Published online by Cambridge University Press: 07 September 2011
Constitutional paralysis paved the way for financial ruin, for military impotence, and for foreign invasion. If taxes could not be raised, the Republic's Army could not be maintained, and the Republic's enemy could do as they pleased.
(Davies 2001)The World Trade Organization (WTO) stands at a crossroads, a situation it shares with many other international organisations (IOs) established after the Second World War. While challenges from globalisation are creating opportunities and the need for enhanced multilateral cooperation, IOs have largely remained on the sidelines, staying with structures shaped for a different and past period.
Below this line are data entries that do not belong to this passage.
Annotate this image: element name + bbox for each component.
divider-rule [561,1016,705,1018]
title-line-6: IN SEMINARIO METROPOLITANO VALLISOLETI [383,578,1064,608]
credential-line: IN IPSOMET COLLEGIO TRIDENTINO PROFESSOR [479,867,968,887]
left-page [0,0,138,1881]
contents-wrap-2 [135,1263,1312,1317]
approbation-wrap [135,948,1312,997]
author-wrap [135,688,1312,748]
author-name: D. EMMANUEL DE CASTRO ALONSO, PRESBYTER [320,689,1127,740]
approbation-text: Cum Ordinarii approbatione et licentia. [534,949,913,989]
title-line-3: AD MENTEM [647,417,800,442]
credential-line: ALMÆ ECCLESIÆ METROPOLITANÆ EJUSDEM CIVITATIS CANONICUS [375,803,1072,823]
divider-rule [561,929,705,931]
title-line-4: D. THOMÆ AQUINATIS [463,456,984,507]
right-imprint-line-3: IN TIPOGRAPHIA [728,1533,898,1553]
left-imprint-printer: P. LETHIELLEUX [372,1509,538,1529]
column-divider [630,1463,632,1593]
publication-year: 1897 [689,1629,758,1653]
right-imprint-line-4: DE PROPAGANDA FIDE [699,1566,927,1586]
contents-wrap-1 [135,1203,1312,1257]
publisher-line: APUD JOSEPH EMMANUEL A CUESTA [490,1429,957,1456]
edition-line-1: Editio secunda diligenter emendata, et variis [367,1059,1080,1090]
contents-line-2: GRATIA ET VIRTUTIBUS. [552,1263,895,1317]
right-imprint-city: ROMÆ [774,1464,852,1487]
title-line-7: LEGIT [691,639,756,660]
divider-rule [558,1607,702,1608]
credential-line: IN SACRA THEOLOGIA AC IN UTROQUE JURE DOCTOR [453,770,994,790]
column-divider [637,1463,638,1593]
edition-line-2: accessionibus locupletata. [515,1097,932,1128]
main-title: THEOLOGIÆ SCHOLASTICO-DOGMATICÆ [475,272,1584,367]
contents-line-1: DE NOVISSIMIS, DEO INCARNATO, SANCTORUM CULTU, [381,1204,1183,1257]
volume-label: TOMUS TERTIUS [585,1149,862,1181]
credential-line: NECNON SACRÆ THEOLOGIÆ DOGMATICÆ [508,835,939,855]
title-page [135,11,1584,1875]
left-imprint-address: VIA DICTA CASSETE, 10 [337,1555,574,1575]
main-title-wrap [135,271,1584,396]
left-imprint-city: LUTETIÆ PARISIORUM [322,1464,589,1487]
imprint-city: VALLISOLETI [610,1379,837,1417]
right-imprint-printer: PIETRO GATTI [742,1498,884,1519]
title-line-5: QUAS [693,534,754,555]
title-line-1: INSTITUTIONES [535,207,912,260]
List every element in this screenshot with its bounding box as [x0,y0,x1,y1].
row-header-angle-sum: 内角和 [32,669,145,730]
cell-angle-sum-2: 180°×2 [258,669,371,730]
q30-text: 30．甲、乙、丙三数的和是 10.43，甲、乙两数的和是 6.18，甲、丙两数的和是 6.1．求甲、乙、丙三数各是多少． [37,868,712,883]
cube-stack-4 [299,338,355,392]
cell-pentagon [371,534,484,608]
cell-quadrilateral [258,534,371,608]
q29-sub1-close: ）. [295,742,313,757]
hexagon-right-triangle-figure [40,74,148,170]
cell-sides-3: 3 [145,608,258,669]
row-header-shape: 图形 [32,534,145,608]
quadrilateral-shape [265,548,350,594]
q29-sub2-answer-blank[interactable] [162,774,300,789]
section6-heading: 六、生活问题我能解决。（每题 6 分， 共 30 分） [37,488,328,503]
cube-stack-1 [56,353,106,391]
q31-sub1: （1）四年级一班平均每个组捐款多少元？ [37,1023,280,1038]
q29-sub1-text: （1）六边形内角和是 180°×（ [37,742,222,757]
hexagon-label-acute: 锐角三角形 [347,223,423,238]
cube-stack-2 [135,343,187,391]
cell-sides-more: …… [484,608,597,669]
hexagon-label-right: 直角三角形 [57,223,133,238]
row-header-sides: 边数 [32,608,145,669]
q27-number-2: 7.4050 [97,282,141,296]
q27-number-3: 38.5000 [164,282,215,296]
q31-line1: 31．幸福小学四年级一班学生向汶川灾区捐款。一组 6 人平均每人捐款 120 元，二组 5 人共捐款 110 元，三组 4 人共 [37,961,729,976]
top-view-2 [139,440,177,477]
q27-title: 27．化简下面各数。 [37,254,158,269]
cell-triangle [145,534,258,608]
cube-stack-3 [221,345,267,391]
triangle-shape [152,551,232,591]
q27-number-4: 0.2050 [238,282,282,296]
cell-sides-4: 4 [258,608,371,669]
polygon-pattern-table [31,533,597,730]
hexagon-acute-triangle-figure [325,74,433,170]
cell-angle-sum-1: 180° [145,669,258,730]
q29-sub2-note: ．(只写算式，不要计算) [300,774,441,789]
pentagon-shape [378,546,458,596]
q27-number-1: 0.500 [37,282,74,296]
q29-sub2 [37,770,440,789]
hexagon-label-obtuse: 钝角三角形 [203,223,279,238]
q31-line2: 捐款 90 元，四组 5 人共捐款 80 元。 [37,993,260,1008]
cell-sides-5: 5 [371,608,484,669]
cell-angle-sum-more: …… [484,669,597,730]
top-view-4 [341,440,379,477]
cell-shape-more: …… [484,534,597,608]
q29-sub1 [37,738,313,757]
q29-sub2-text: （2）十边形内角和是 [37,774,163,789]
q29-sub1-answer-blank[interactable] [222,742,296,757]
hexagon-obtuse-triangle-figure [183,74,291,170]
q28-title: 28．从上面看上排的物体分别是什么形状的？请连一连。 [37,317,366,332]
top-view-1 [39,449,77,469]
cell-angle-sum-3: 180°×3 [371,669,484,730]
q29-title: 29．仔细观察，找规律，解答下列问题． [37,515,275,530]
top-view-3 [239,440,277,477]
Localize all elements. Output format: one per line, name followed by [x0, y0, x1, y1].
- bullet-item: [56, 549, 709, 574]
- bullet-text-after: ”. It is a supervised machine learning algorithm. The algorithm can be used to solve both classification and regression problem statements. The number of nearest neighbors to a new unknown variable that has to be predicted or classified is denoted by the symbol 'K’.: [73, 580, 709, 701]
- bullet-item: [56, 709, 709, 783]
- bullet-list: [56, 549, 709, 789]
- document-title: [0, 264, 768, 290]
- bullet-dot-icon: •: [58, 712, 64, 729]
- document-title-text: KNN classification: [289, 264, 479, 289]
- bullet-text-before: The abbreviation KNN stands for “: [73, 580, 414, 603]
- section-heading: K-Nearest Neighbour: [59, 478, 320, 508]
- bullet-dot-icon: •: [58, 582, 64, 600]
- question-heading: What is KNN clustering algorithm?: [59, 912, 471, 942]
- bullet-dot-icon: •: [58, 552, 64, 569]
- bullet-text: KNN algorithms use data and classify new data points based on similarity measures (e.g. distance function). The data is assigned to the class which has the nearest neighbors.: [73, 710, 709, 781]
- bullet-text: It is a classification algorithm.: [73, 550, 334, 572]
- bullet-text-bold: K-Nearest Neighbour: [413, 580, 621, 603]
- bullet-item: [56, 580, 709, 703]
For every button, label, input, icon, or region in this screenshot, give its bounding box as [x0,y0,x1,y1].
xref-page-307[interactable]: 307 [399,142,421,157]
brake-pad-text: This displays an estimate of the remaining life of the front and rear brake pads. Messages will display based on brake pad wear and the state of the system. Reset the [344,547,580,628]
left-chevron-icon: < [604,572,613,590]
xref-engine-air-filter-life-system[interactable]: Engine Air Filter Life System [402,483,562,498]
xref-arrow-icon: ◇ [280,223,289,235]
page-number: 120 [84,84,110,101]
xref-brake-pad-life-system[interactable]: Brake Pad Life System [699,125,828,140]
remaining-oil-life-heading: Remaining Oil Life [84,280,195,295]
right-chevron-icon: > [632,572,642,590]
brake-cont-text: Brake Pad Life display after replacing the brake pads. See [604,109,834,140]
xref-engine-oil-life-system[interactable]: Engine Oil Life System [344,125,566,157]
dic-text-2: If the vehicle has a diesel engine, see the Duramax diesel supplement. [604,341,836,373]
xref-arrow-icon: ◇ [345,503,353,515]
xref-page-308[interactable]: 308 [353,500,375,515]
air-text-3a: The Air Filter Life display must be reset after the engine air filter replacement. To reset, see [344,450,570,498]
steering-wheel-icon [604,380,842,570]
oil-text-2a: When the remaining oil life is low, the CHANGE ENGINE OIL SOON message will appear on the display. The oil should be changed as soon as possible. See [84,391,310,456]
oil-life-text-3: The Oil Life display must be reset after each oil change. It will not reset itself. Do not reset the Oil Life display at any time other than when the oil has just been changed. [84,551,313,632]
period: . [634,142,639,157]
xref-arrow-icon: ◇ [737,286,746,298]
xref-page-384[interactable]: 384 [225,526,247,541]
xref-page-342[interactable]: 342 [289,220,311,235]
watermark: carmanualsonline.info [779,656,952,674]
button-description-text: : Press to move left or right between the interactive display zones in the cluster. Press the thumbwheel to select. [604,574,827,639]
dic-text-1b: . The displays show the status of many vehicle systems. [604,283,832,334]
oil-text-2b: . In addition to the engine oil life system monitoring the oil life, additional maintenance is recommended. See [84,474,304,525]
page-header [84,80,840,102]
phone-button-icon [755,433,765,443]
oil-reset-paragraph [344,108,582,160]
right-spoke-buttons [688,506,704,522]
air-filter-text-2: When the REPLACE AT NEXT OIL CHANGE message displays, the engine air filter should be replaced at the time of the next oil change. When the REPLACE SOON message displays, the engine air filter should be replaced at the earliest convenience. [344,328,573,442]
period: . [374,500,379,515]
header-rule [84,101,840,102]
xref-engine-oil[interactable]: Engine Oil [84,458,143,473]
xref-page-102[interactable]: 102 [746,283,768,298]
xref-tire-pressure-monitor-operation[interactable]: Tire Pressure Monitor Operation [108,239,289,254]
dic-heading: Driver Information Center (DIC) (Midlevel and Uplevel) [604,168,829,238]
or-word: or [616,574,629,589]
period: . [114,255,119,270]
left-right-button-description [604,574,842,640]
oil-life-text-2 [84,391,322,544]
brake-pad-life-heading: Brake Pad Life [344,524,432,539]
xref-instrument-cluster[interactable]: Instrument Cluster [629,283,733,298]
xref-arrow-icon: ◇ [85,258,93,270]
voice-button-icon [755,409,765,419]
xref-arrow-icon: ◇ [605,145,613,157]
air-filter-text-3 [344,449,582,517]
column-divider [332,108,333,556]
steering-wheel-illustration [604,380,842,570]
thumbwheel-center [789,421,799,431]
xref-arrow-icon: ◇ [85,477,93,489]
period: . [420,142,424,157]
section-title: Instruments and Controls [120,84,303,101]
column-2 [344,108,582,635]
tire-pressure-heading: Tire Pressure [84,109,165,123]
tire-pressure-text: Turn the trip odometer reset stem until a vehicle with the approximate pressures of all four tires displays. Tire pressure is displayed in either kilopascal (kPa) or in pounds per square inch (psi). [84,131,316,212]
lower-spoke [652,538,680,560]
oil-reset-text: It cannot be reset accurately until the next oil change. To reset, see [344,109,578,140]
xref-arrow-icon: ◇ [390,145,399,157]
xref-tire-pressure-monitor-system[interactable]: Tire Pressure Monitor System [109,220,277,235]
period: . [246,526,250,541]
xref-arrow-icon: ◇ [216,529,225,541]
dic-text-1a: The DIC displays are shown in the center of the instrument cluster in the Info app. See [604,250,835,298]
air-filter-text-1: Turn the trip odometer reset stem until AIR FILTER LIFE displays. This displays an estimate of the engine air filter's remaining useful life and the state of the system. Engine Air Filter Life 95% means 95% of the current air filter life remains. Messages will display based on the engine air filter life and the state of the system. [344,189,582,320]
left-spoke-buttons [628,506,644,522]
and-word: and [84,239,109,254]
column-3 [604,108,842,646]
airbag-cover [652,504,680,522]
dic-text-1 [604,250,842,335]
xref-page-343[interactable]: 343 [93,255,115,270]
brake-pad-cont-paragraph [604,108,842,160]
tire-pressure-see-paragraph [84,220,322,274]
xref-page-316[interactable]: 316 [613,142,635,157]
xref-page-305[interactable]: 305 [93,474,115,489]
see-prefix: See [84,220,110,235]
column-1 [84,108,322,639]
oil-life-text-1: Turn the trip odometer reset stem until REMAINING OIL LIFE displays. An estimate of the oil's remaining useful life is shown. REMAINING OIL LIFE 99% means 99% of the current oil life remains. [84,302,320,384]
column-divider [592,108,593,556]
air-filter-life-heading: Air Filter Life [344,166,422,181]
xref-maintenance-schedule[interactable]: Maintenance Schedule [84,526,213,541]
The responses to the most recent financial, fiscal and economic crises and the failure to reach more than a shaky political accord at the 2010 Copenhagen Summit on Climate Change illustrate two facts: the absence of leadership and the preference for unilateral, bilateral or plurilateral approaches, and the lack of an appropriate international architecture able to deal with a highly complex international agenda. Nation states continue to cling to an outdated model of Westphalian sovereignty which translates into limited delegation to and within IOs of global reach. The exact diagnosis of shortcomings and crises varies from one IO to another. In the case of the WTO – formally created in 1995 but strongly building upon the experience and diplomatic modus operandi of the 1947 General Agreement on Tariffs and Trade (GATT) – an obvious imbalance between the organisation's modern dispute settlement arm and its traditional negotiation platform emerged (Cottier and Takenoshita 2003).